COVID is an acute problem and the jury is still out on how this era will add to those design concerns.– Andrew Wallace, Wallace Klypak Architects
The architect has a son in his early teens, so he knows a thing or two about kids getting antsy when they sit all day long.
“They do better when they are given the opportunity to move around, get outside and get some fresh air. COVID aside, I think that’s a better way forward for education than just sitting people in rows and columns in square classrooms for days on end.”
The National Building Code of Canada didn’t have any planned changes to the code inspired by the pandemic it wanted to share. The Saskatchewan Ministry of Education wasn’t able to provide a comment on any possible school design change considerations either.
The federal government’s COVID-19 guidance for schools recommended increasing ventilation and dedicated $75 million to making upgrades to facilities across Canada. More than half of Saskatoon’s schools need upgrading and are approaching the end of their lifespan, with 57 of 83 needing to be replaced in the next three to five years.
Aside from land-based learning elements and community-informed designs, Wallace’s newly opened firm is focusing on COVID-era solutions it can implement now.
They’re designing sinks, for instance, to go outside of the bathroom on the corridor side.
“It’s a few steps less and it’s highly visible,” said Wallace. “It will increase the opportunities to wash your hands.”
Bathroom entrances can be ‘airport style’ with no doors, meaning one less surface to touch.
Wallace has even considered adding more entrances and exits to the building, such as a door for every classroom leading outside — but then there’s the issue of school security.
“There are hundreds of other concerns that are part of the mix when designing a building,” said Wallace “COVID is an acute problem and the jury is still out on how this era will add to those design concerns.”
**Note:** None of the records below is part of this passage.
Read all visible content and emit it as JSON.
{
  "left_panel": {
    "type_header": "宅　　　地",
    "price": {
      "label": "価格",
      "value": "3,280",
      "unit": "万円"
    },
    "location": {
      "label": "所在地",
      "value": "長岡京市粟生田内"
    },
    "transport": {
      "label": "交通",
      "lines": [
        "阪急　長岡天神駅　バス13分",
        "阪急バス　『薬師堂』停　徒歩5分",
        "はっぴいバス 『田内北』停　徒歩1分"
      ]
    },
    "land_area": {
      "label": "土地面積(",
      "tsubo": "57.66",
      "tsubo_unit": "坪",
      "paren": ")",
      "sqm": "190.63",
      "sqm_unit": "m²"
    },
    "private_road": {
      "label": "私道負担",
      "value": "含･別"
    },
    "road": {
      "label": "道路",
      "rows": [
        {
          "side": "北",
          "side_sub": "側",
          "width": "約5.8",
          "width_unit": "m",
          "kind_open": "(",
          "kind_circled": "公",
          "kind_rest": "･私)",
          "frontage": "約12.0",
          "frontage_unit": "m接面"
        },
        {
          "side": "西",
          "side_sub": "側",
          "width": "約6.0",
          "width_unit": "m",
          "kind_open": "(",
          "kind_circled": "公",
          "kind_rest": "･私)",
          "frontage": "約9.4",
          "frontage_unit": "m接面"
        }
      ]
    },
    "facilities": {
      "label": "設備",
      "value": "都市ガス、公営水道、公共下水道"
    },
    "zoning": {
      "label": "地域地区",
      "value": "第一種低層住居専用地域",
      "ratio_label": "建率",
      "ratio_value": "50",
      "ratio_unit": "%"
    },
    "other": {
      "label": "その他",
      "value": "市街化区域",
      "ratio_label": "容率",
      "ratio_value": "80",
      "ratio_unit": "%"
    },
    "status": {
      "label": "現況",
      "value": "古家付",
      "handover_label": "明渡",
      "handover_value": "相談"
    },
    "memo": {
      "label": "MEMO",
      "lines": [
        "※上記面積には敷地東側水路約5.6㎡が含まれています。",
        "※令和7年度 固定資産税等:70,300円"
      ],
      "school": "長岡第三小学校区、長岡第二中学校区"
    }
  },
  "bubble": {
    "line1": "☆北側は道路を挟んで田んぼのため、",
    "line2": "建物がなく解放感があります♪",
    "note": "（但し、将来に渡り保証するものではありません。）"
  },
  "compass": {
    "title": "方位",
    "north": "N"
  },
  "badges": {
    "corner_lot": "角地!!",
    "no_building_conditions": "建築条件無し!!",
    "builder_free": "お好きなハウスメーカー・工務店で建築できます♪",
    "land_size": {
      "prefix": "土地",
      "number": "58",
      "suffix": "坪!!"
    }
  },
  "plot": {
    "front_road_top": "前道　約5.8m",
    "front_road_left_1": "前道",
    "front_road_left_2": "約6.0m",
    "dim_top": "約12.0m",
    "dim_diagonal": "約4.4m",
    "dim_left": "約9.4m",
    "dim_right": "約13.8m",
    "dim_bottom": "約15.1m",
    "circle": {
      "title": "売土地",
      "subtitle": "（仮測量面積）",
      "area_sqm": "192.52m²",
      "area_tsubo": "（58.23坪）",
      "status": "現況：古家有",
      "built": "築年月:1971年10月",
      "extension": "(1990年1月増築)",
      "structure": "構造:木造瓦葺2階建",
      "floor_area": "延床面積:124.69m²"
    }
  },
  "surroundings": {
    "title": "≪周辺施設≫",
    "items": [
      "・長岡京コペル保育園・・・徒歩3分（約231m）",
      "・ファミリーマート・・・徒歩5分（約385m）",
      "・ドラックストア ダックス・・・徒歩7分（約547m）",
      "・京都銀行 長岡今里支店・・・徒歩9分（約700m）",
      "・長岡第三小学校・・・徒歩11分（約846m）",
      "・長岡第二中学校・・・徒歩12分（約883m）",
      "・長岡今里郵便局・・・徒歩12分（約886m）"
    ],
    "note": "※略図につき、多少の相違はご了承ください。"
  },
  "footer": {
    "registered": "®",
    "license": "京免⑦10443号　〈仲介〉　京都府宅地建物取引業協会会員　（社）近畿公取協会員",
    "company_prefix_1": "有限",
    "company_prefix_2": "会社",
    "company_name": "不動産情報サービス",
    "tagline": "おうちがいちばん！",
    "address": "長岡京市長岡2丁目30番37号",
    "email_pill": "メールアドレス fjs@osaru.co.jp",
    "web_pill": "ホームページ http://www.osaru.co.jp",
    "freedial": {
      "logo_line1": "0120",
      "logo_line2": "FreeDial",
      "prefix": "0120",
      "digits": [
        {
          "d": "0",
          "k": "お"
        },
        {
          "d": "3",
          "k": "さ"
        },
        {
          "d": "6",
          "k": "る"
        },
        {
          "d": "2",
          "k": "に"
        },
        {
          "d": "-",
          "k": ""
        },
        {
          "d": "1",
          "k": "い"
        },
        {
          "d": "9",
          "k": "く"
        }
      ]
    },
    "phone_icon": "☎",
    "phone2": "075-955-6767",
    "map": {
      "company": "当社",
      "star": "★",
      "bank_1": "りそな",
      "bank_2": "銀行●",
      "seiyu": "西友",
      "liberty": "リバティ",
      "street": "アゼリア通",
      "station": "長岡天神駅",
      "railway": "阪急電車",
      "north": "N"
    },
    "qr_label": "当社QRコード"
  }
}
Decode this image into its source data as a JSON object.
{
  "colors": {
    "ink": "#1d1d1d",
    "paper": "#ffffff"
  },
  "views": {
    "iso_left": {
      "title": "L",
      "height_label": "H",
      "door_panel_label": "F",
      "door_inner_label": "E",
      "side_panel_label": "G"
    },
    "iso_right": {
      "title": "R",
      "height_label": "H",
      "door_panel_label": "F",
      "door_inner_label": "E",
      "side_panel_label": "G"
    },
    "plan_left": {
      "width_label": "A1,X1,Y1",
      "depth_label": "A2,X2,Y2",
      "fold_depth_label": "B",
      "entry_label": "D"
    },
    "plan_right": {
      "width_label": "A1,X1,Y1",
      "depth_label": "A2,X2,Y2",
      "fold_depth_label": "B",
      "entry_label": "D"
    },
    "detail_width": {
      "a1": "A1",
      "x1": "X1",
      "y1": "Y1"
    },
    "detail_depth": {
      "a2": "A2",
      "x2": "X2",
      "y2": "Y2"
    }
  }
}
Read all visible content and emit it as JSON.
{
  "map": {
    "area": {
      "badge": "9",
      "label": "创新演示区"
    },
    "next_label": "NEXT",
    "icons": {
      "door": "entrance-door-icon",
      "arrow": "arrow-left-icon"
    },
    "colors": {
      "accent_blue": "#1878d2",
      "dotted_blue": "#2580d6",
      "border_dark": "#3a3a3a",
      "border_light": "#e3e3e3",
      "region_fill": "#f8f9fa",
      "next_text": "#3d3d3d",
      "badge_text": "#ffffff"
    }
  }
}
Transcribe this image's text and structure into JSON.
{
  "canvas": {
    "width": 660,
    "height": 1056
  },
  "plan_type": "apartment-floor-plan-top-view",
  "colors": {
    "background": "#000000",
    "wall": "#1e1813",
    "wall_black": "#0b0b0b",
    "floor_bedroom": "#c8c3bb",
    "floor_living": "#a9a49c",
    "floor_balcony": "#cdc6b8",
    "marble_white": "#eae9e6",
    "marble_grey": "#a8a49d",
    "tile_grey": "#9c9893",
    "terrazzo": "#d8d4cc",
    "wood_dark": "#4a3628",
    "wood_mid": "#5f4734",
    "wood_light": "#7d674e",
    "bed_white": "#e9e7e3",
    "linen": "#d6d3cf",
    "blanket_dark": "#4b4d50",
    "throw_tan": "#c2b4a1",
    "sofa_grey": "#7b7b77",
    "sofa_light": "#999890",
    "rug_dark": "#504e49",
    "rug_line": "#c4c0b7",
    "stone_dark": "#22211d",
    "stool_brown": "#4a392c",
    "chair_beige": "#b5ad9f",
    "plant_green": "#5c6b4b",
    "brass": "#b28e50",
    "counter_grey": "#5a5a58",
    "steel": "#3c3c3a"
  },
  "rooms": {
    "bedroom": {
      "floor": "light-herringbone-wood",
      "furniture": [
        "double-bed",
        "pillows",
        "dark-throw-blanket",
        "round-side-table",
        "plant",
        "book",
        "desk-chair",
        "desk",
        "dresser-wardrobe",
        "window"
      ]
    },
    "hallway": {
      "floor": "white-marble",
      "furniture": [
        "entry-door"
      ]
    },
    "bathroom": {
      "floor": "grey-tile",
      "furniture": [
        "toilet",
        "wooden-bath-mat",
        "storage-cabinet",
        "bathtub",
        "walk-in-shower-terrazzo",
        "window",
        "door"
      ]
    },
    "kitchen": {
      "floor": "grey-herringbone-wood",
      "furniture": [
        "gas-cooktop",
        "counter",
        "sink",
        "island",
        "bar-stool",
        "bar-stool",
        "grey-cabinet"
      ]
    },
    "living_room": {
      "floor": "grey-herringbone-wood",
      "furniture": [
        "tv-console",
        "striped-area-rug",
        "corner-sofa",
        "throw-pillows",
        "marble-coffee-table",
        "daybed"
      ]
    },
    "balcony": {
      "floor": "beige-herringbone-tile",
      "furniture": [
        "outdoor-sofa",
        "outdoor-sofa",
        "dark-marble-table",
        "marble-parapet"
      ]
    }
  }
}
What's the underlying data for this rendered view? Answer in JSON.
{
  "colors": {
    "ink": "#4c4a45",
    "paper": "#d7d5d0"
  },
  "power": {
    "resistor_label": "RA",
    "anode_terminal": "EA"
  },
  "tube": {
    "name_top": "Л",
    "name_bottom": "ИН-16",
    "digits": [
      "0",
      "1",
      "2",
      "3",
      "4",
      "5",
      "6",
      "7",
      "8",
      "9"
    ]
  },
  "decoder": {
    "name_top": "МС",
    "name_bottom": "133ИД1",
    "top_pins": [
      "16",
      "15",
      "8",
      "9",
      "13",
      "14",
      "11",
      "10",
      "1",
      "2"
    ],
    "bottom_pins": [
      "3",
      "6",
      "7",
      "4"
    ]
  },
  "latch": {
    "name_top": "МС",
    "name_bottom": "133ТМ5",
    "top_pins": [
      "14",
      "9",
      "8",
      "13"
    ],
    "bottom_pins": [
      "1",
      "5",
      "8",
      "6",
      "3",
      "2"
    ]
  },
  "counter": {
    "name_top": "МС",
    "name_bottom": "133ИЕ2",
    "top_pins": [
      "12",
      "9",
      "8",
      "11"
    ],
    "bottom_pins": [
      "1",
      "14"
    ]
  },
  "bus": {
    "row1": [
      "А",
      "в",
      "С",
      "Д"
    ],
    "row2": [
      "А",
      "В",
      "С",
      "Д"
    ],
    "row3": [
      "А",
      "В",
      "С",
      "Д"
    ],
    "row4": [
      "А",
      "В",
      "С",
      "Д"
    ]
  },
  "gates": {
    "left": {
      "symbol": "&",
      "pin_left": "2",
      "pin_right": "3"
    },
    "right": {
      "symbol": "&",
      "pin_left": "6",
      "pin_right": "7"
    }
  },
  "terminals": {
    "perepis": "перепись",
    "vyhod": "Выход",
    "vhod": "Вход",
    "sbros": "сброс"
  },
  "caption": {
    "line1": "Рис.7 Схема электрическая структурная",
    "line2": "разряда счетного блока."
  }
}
Desire to get ahead of the curve
Laura French, president of the Canadian School Boards Association, thinks “schools need to look different going forward, knowing that this kind of pandemic is a reality. We need to look at this when designing schools so those basic requirements are planned for in advance.”
She is aware there are challenges on a number of levels with aging infrastructure, proper ventilation and the ability to physically distance while practising COVID safety measures. But she is optimistic about how school designs could change and also looks to First Nations voices for leadership.
“Some of the practices around outdoor education and living classrooms — those are strategies that can speak to this. I would suggest that our Indigenous students and families would be the best informed to help us with some conversations and advice that they would offer.”